8. The CPP of claim 7 wherein the computer code further includes instructions for causing the processor(s) set to perform the following operation(s):

generating a new visualization diagram representing at least some of the data values in the data store as transformed by the performance of the first transformation; and

displaying the new visualization diagram to the user.

9. The CPP of claim 7 wherein the initial visualization diagram is one of the following types: bar chart, pie chart, line graph or scatter plot.

10. The CPP of claim 7 wherein the first transformation is a change in data values of at least some of the data value(s) in the data store.

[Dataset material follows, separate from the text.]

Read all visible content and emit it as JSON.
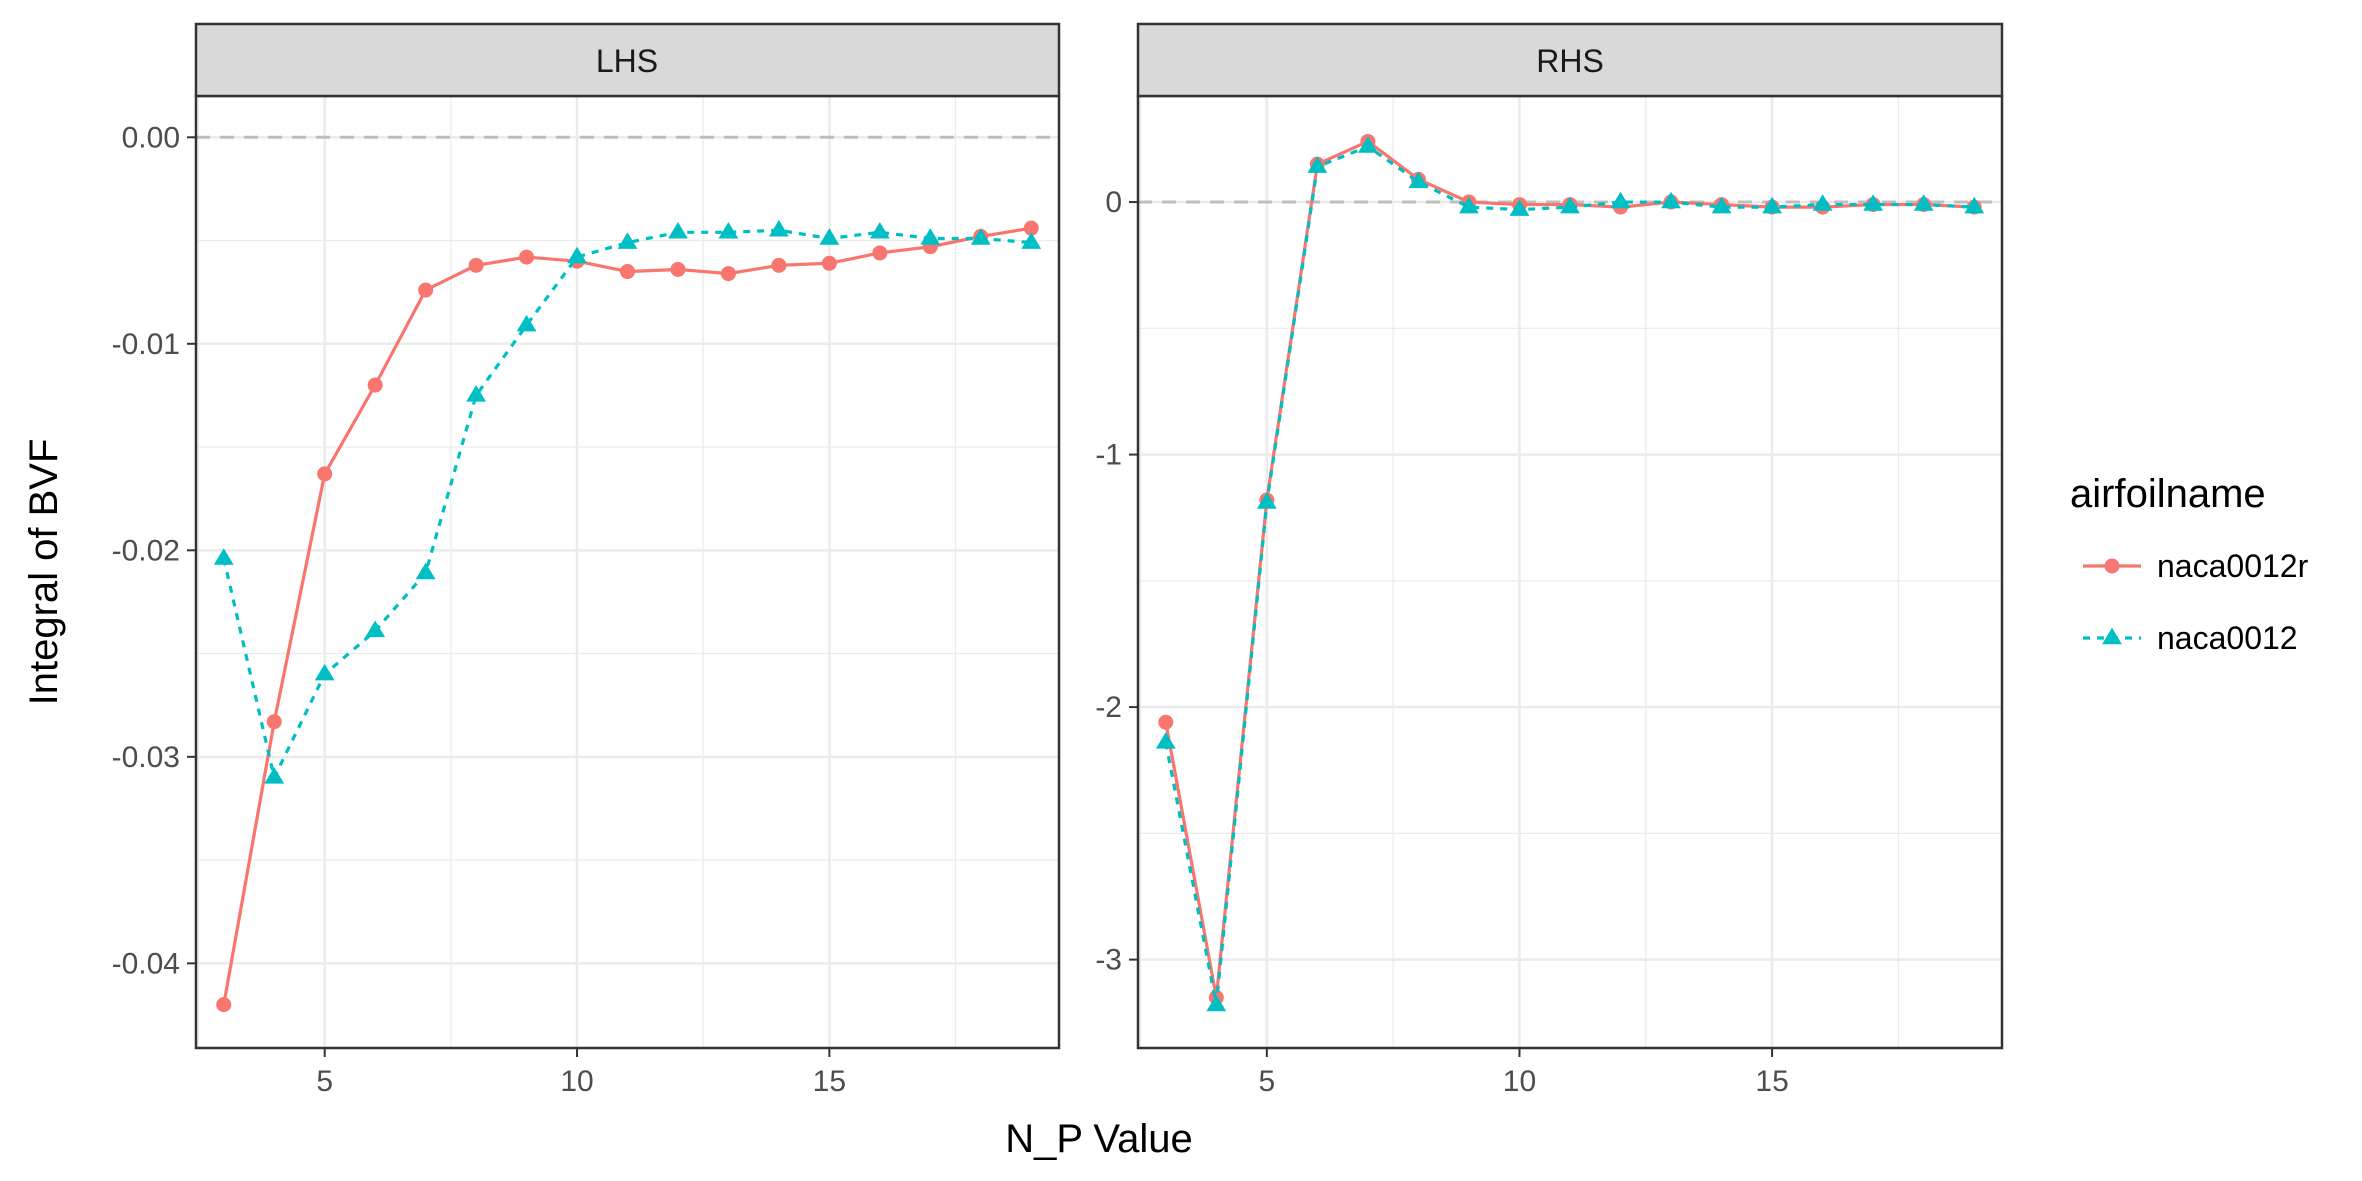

11. The CPP of claim 7 wherein the first transformation is an insertion of at least one data value into the data store.

12. The CPP of claim 7 wherein the first transformation is a deletion of at least one data value in the data store.

13. A computer system (CS) comprising:

a processor(s) set;

a set of storage device(s); and

computer code stored collectively in the set of storage device(s), with the computer code including data and instructions to cause the processor(s) set to perform at least the following operations: receiving a data store including a plurality of data values, generating an initial visualization diagram representing at least some of the data values in the data store, displaying the initial visualization diagram to a user, receiving, from the user, a first user input indicative of a desired first transformation of the data in the data store, and responsive to the receipt of the first user input, performing a first transformation of the data in the data store.

14. The CS of claim 13 wherein the computer code further includes instructions for causing the processor(s) set to perform the following operation(s):

generating a new visualization diagram representing at least some of the data values in the data store as transformed by the performance of the first transformation; and

displaying the new visualization diagram to the user.

15. The CS of claim 13 wherein the initial visualization diagram is one of the following types: bar chart, pie chart, line graph or scatter plot.

16. The CS of claim 13 wherein the first transformation is a change in data values of at least some of the data value(s) in the data store.

17. The CS of claim 13 wherein the first transformation is an insertion of at least one data value into the data store.

18. The CS of claim 13 wherein the first transformation is a deletion of at least one data value in the data store.